Bandit Industries has agreed to pay a $3 million civil penalty to settle allegations that it violated the Clean Air Act by selling non-road diesel engines and equipment used to process wood and waste that do not meet federal standards.
Bandit manufactures self-powered, industrial-strength wood and waste processing equipment, such as wood chippers.
The EPA complaint alleges that Bandit sold non-road diesel-fueled engines and equipment that were neither covered by the certificates of conformity required by the Clean Air Act, nor exempt from that certification requirement under the requirements of the Transition Program for Equipment Manufacturers (TPEM).
The EPA also says Bandit built and sold equipment with engines using older emission standards in exceedance of normal inventory restrictions, called “stockpiling.”
To meet current diesel-fuel emissions standards, equipment manufacturers generally modify their equipment designs to accommodate engines with additional and improved emissions control devices. In the TPEM program, EPA adopted transition provisions for equipment manufacturers to provide flexibility to selectively delay compliance with current emissions standards for up to seven years.
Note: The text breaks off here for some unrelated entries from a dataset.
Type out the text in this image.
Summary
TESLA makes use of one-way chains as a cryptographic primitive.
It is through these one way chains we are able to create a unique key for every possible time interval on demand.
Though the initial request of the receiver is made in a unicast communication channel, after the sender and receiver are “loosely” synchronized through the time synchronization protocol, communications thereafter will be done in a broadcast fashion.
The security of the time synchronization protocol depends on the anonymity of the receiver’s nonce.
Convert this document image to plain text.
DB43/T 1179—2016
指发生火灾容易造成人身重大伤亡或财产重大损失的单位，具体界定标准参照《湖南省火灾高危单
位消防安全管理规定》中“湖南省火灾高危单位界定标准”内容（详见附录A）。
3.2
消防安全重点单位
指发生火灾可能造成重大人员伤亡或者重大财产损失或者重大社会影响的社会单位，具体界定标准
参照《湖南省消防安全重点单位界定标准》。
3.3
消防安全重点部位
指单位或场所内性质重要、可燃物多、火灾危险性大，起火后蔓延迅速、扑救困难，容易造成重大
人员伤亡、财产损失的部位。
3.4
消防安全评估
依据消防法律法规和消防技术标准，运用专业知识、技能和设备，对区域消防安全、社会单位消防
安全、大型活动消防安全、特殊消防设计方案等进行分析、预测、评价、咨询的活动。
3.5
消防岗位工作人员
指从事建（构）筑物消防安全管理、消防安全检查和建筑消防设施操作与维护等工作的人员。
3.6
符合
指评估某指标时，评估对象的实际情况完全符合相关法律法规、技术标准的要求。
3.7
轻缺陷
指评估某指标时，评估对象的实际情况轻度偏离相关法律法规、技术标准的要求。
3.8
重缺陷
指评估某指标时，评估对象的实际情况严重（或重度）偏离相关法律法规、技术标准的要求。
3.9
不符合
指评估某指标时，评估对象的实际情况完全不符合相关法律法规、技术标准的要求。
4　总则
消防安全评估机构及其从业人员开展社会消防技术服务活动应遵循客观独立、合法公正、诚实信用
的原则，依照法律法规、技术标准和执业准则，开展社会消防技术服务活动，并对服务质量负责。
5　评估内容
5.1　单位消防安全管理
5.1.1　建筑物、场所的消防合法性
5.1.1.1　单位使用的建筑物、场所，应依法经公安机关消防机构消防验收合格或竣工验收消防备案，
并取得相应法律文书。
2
The complaint alleges that Bandit did not transition to the current emissions standards in time, and sold equipment with older noncompliant engines, creating a competitive advantage over manufacturers offering compliant products.
Using equipment that does not meet current emissions standards increases emissions of particulate matter, among other pollutants.
Bandit’s settlement follows several other major environmental management settlements announced in recent weeks.
Last week Pepco agreed to pay $1.6 million and install a water treatment system for alleged Clean Water Act violations at its service center in Anacostia, Washington, DC. A day earlier specialty phosphates producer Innophos agreed to pay almost $1.4 million and stop sending hazardous waste from the company’s facility in Geismar, Louisiana, to an adjacent facility that was not permitted for hazardous waste treatment, storage and disposal.
Late last month nearly two dozen companies will pay more than $40 million to clean up a superfund site in Rhode Island after disposing hazardous waste at the site, which environmental regulators say contaminated the soil, groundwater and surface water. Also in December a judge ordered Shell Oil to pay about $22 million to a California city after unsafe levels of a chemical were found in the city’s drinking water supply.
EPA enforcement actions cost companies $13.7 billion during fiscal year 2016.